News

Marines, sailors pay visit to impoverished village to raise quality of life

19 May 2004 | Lance Cpl. Samuel Bard Valliere

Marines with 3rd Battalion, 24th Marine Regiment visited a local village May 15, 2004, in an effort to develop a positive relationship with the neighboring community and attempt to help its citizens obtain the tools they need to escape poverty.

Reserve infantrymen and Navy medical personnel from the battalion, as well as other 1st Force Service Support Group units, assessed the people's medical needs, delivered 2,000 gallons of fresh water and spoke with the community's leaders about their concerns.

The medical crew gave checkups to as many villagers as they could. For some locals, this was their first visit with a doctor in more than two years.

Problems encountered during the exams ranged from high blood pressure to poor vision. The doctors and corpsmen focused on assessing the villagers' medical needs, rather than treating them.

The purpose of conducting these types of checkups was not to administer humanitarian assistance to the Iraqis, said Lt. j.g. Noelle Griffith, a 31-year-old nurse with the Surgical/Shock Trauma Platoon here and a resident of San Diego. Rather, it gave the doctors an idea of what medical supplies the village needed, so they could try to pass the information on to organizations with the resources to help.

Meanwhile, outside, other Marines and corpsmen passed out candy and soccer balls and played with the children.

Among other things, the village's leadership expressed interest in building a school closer to them, since the nearest one is two kilometers away. According to Lt. Col. Milton L. Wick, 42, the battalion's commander, such a project would exceed 3/24's humanitarian assistance budget. Wick didn't deny the request, however. He offered to bring the sheik's concerns up the chain of command, which might be able to find funds to carry out such a plan.

The meeting came to an abrupt end when a firefight broke out within earshot of the village. The skirmish was originally thought to be an engagement between other Marines in the area and insurgents, but it was later found out to be Iraqi on Iraqi.

Capt. Adam T. Strickland, 32, a platoon commander with the battalion, said it was important for the Marines to leave the village when the fighting started.

"On this type of mission, [enemy] contact trumps the mission," said Strickland, a Richmond, Va., resident. "We don't want to bring fire into the village that we're working with because we're going to have innocents hurt, which kind of negates what we're trying to do out there in the first place."

While determining if American service members were involved in the battle, the Marines happened upon an old anti-aircraft gun not found during any of the previous trips into the area. It looked to be in the process of being fixed, said Strickland.
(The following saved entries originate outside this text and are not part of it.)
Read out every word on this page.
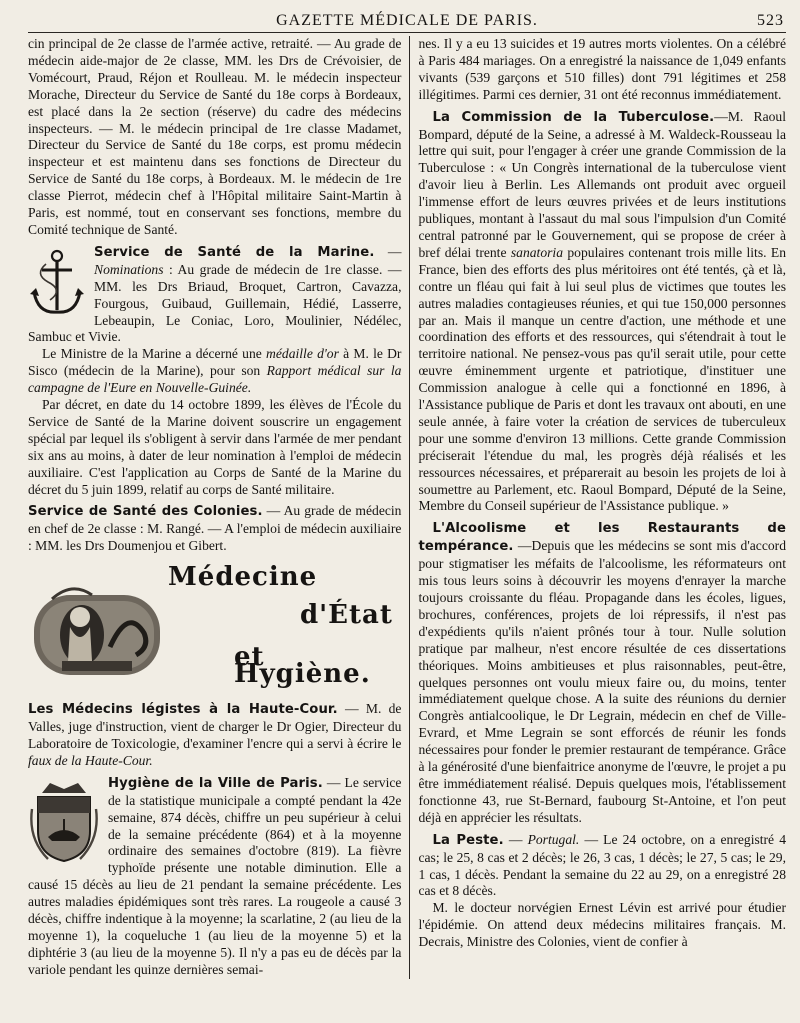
GAZETTE MÉDICALE DE PARIS.	523

cin principal de 2e classe de l'armée active, retraité. — Au grade de médecin aide-major de 2e classe, MM. les Drs de Crévoisier, de Vomécourt, Praud, Réjon et Roulleau. M. le médecin inspecteur Morache, Directeur du Service de Santé du 18e corps à Bordeaux, est placé dans la 2e section (réserve) du cadre des médecins inspecteurs. — M. le médecin principal de 1re classe Madamet, Directeur du Service de Santé du 18e corps, est promu médecin inspecteur et est maintenu dans ses fonctions de Directeur du Service de Santé du 18e corps, à Bordeaux. M. le médecin de 1re classe Pierrot, médecin chef à l'Hôpital militaire Saint-Martin à Paris, est nommé, tout en conservant ses fonctions, membre du Comité technique de Santé.

Service de Santé de la Marine. — Nominations : Au grade de médecin de 1re classe. — MM. les Drs Briaud, Broquet, Cartron, Cavazza, Fourgous, Guibaud, Guillemain, Hédié, Lasserre, Lebeaupin, Le Coniac, Loro, Moulinier, Nédélec, Sambuc et Vivie.

Le Ministre de la Marine a décerné une médaille d'or à M. le Dr Sisco (médecin de la Marine), pour son Rapport médical sur la campagne de l'Eure en Nouvelle-Guinée.

Par décret, en date du 14 octobre 1899, les élèves de l'École du Service de Santé de la Marine doivent souscrire un engagement spécial par lequel ils s'obligent à servir dans l'armée de mer pendant six ans au moins, à dater de leur nomination à l'emploi de médecin auxiliaire. C'est l'application au Corps de Santé de la Marine du décret du 5 juin 1899, relatif au corps de Santé militaire.

Service de Santé des Colonies. — Au grade de médecin en chef de 2e classe : M. Rangé. — A l'emploi de médecin auxiliaire : MM. les Drs Doumenjou et Gibert.

Médecine
d'État
et Hygiène.

Les Médecins légistes à la Haute-Cour. — M. de Valles, juge d'instruction, vient de charger le Dr Ogier, Directeur du Laboratoire de Toxicologie, d'examiner l'encre qui a servi à écrire le faux de la Haute-Cour.

Hygiène de la Ville de Paris. — Le service de la statistique municipale a compté pendant la 42e semaine, 874 décès, chiffre un peu supérieur à celui de la semaine précédente (864) et à la moyenne ordinaire des semaines d'octobre (819). La fièvre typhoïde présente une notable diminution. Elle a causé 15 décès au lieu de 21 pendant la semaine précédente. Les autres maladies épidémiques sont très rares. La rougeole a causé 3 décès, chiffre indentique à la moyenne; la scarlatine, 2 (au lieu de la moyenne 1), la coqueluche 1 (au lieu de la moyenne 5) et la diphtérie 3 (au lieu de la moyenne 5). Il n'y a pas eu de décès par la variole pendant les quinze dernières semai-

nes. Il y a eu 13 suicides et 19 autres morts violentes. On a célébré à Paris 484 mariages. On a enregistré la naissance de 1,049 enfants vivants (539 garçons et 510 filles) dont 791 légitimes et 258 illégitimes. Parmi ces dernier, 31 ont été reconnus immédiatement.

La Commission de la Tuberculose.—M. Raoul Bompard, député de la Seine, a adressé à M. Waldeck-Rousseau la lettre qui suit, pour l'engager à créer une grande Commission de la Tuberculose : « Un Congrès international de la tuberculose vient d'avoir lieu à Berlin. Les Allemands ont produit avec orgueil l'immense effort de leurs œuvres privées et de leurs institutions publiques, montant à l'assaut du mal sous l'impulsion d'un Comité central patronné par le Gouvernement, qui se propose de créer à bref délai trente sanatoria populaires contenant trois mille lits. En France, bien des efforts des plus méritoires ont été tentés, çà et là, contre un fléau qui fait à lui seul plus de victimes que toutes les autres maladies contagieuses réunies, et qui tue 150,000 personnes par an. Mais il manque un centre d'action, une méthode et une coordination des efforts et des ressources, qui s'étendrait à tout le territoire national. Ne pensez-vous pas qu'il serait utile, pour cette œuvre éminemment urgente et patriotique, d'instituer une Commission analogue à celle qui a fonctionné en 1896, à l'Assistance publique de Paris et dont les travaux ont abouti, en une seule année, à faire voter la création de services de tuberculeux pour une somme d'environ 13 millions. Cette grande Commission préciserait l'étendue du mal, les progrès déjà réalisés et les ressources nécessaires, et préparerait au besoin les projets de loi à soumettre au Parlement, etc. Raoul Bompard, Député de la Seine, Membre du Conseil supérieur de l'Assistance publique. »

L'Alcoolisme et les Restaurants de tempérance. —Depuis que les médecins se sont mis d'accord pour stigmatiser les méfaits de l'alcoolisme, les réformateurs ont mis tous leurs soins à découvrir les moyens d'enrayer la marche toujours croissante du fléau. Propagande dans les écoles, ligues, brochures, conférences, projets de loi répressifs, il n'est pas d'expédients qu'ils n'aient prônés tour à tour. Nulle solution pratique par malheur, n'est encore résultée de ces dissertations théoriques. Moins ambitieuses et plus raisonnables, peut-être, quelques personnes ont voulu mieux faire ou, du moins, tenter immédiatement quelque chose. A la suite des réunions du dernier Congrès antialcoolique, le Dr Legrain, médecin en chef de Ville-Evrard, et Mme Legrain se sont efforcés de réunir les fonds nécessaires pour fonder le premier restaurant de tempérance. Grâce à la générosité d'une bienfaitrice anonyme de l'œuvre, le projet a pu être immédiatement réalisé. Depuis quelques mois, l'établissement fonctionne 43, rue St-Bernard, faubourg St-Antoine, et l'on peut déjà en apprécier les résultats.

La Peste. — Portugal. — Le 24 octobre, on a enregistré 4 cas; le 25, 8 cas et 2 décès; le 26, 3 cas, 1 décès; le 27, 5 cas; le 29, 1 cas, 1 décès. Pendant la semaine du 22 au 29, on a enregistré 28 cas et 8 décès.

M. le docteur norvégien Ernest Lévin est arrivé pour étudier l'épidémie. On attend deux médecins militaires français. M. Decrais, Ministre des Colonies, vient de confier à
The Marines confiscated the weapon on their way out of the village and added it to the number of weapons they had already captured.

Two days prior, 3/24 Marines on a routine patrol outside the village stumbled upon what is believed to be one of the largest weapons caches unearthed in the Al Anbar Province this year.

Hoping to improve the people's quality of life by ridding the area of numerous types of weapons systems and removing dangerous explosives, the battalion also hunts for and disposes of any ammunition found in the area.

The unit has visited several villages in the area to deliver school supplies, clothes and water.

Two companies from the battalion, based in Bridgeton and Springfield, Mo., also provide security for the camp. The other three companies are spread throughout the I Marine Expeditionary Force's area of operations.